Haplo was about to tell him to shut up when it occurred to the Patryn that he might learn something to his advantage. He swallowed his words and counseled patience, a hard lesson he’d learned in the Labyrinth.

“A funeral,” said Alfred in a pitying tone. “They’re holding a funeral for the dead.”

“If so, they’ve waited long enough to entomb them,” Haplo muttered.

Twenty corpses of varying ages, from that of a small child to the body of a very old man, lay on the rock floor of the cavern. The crowd stood at a respectful distance, giving Haplo and Alfred— unobserved watchers—an excellent view. The corpses were composed, hands folded across the chest, eyes closed in eternal sleep. But some had obviously been dead a long time. The air was foul with the odor of decay, although—probably by their magic—the Sartan had succeeded in keeping the flesh from rotting away.

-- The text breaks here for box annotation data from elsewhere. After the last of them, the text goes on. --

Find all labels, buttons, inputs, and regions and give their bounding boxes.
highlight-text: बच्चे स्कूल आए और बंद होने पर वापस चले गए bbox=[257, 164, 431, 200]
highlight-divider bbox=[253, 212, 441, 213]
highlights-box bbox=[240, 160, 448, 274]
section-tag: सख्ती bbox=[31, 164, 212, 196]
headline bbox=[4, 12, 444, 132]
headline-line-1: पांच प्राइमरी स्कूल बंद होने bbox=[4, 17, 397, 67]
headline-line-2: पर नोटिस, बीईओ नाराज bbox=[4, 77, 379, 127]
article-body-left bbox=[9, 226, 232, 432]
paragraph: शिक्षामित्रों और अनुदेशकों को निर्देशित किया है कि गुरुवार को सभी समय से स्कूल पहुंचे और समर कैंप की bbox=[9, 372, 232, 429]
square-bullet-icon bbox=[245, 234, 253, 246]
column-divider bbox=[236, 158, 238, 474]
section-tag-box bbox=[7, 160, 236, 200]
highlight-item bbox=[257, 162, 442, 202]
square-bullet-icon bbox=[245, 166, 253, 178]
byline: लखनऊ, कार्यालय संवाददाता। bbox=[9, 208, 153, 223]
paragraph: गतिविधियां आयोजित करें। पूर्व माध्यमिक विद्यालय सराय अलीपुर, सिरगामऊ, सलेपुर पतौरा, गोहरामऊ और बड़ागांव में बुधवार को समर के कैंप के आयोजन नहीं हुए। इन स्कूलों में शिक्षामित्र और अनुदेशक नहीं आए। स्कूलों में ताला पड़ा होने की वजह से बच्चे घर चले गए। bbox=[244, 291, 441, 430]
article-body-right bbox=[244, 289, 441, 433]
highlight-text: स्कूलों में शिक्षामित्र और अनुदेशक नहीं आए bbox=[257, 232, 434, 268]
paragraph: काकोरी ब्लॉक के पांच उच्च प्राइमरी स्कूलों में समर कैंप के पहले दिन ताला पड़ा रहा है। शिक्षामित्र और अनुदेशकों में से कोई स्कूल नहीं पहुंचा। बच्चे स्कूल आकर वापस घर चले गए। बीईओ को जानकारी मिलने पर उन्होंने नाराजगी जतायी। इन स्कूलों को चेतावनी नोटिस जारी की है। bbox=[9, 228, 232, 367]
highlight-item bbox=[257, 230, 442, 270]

The skin of the dead was white and waxy, the cheeks and eyes sunken, the lips blue. On some, the nails had grown abnormally long, the hair was wild and uncombed. Haplo thought there was something familiar about the sight of the dead, but he didn’t know what. He was about to mention his notion to Alfred, when the Sartan signaled him to be quiet and watch.

A man stepped forward, stood before the dead. Prior to the man’s appearance, the crowd had been whispering and murmuring among themselves. Now, they all fell silent, all eyes turned to him, Haplo could almost feel their love and respect reach out to the unknown man.

Haplo was not surprised to hear Alfred whisper, ‘A Sartan prince.” The Patryn knew a leader when he saw one.

The prince raised his hands to draw their attention, an unnecessary gesture, because it seemed everyone in the cave had their eyes fixed on him.

“My people”—and it seemed that the man was speaking as much to the dead as to the living—”we have traveled far from our homeland, our beloved homeland.. . .”

His voice choked, and he had to pause a moment to regain his composure. It seemed his people loved him the more for his weakness. Several put hands to their eyes, wiped away tears.

He drew a deep breath, continued. “But that is behind us now. What is done is done. It is up to us to continue on, to build new lives on the wreckage of the old.